In simple terms, when light is present in a space, it bounces around from object to object. One can imagine and draw this as a series of straight lines represented on diagrams as 'rays', i.e. lines with arrows indicating the direction in which the light is traveling.

When people talk about 'seeing' objects they are really referring to perceiving visible-light energy coming from those objects. (In order for someone to perceive light coming from objects it must enter his or her eye and information about that light must then be passed to, and interpreted by, his or her brain.)

Light that is either reflected from or scattered by a surface enables people to see that surface (object) because when light leaving the surface of the object enters the eye(s) and reaches the "screen" called the retina located at the back of each eye it causes signals to be transmitted to the brain. Those signals are then processed by the brain, generating the experiences we understand as seeing and our view of the world around us. This assumes that the person has normal healthy vision, without disorders of the visual system.

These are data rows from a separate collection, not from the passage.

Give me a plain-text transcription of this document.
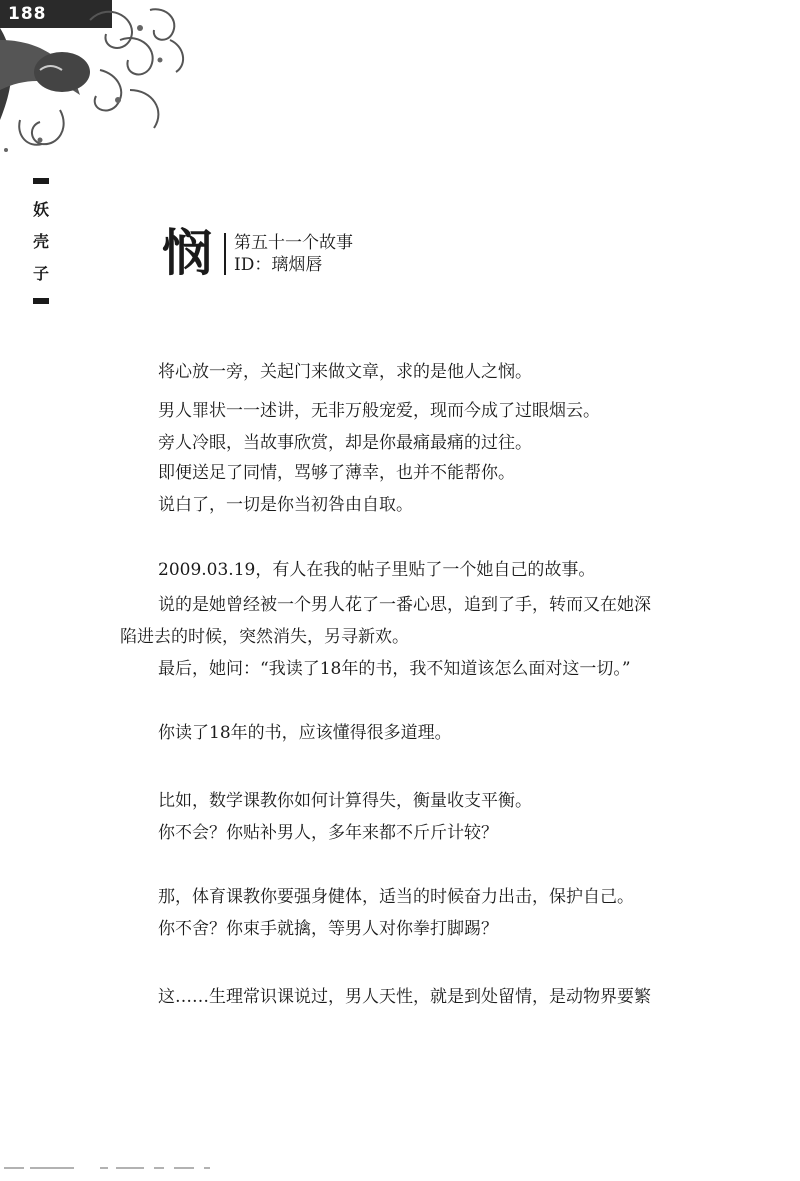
188
妖
壳
子 悯 第五十一个故事
ID：璃烟唇
将心放一旁，关起门来做文章，求的是他人之悯。
男人罪状一一述讲，无非万般宠爱，现而今成了过眼烟云。
旁人冷眼，当故事欣赏，却是你最痛最痛的过往。
即便送足了同情，骂够了薄幸，也并不能帮你。
说白了，一切是你当初咎由自取。
2009.03.19，有人在我的帖子里贴了一个她自己的故事。
说的是她曾经被一个男人花了一番心思，追到了手，转而又在她深
陷进去的时候，突然消失，另寻新欢。
最后，她问：“我读了18年的书，我不知道该怎么面对这一切。”
你读了18年的书，应该懂得很多道理。
比如，数学课教你如何计算得失，衡量收支平衡。
你不会？你贴补男人，多年来都不斤斤计较？
那，体育课教你要强身健体，适当的时候奋力出击，保护自己。
你不舍？你束手就擒，等男人对你拳打脚踢？
这……生理常识课说过，男人天性，就是到处留情，是动物界要繁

Because light is only reflected from a surface at the angle at which it arrived at that surface, reflections may only reach the eyes from a very limited range of angles. However, light scattered from surfaces travels in many more directions so is far more likely to reach and enter the eyes of people in the same area as the object. Most of our visual perception of the world around us is therefore due to scattered light.*


This explains why the science of 'vision' is not just about being able to describe the parts of the eye:

It also involves understanding the nature of the energies (specifically the visual part of the electromagnetic spectrum) in the world around us because it is also the nature of these energies that enable people to see, and so perceive objects at a distance - sometimes at very great distances. Even that is not sufficient because understanding how an image is formed on the retina of the eye, including where the light that formed the image came from and what it represents, is just the first part. The next stages in the visual process are the transmission of the information in the retinal image to the brain, followed by processing of that information by the brain. It is at this stage that the physiology of the eye / brain of the visual system interfaces with the psychology of visual perception. Visual Perception concerns how people understand and interpret information received from the eye / brain part of the visual system, e.g. when and why some straight lines may appear to be curved.

*Although this applies to reading paper books and magazines, the path of light that arrives at the eye(s) from back-lit electronic devices such as computer screens and many mobile phone displays is more complicated because the electronic device is both a light source and a scattering surface.

How do we see ?

People only "see" (any object) when light from that object passes into at least one eye in such a way as to reach the retina at the back of the eye from where signals conveying information about that light, incl. e.g. colours, locations, brightness etc., are sent to the relevant part of the brain via the optic nerve at the back of the eye. Human* eyes dynamically adjust as necessary to produce (ideally) clear pictures called "images" of the scenes and objects we look at on a "screen" called the retina at the back of each eye.

Good eyesight / vision requires that the images formed on the retina are clear, sharp images.

The next page explains the process of image formation within the eye.
This series about human vision then considers refraction and lenses before more about the lens in the human eye.

*The eyes of other animals also make continuous adjustments to optimize the visual information they collect; different types of animals have different types of eyes that achieve this in different ways - not necessarily in the same ways as human eyes.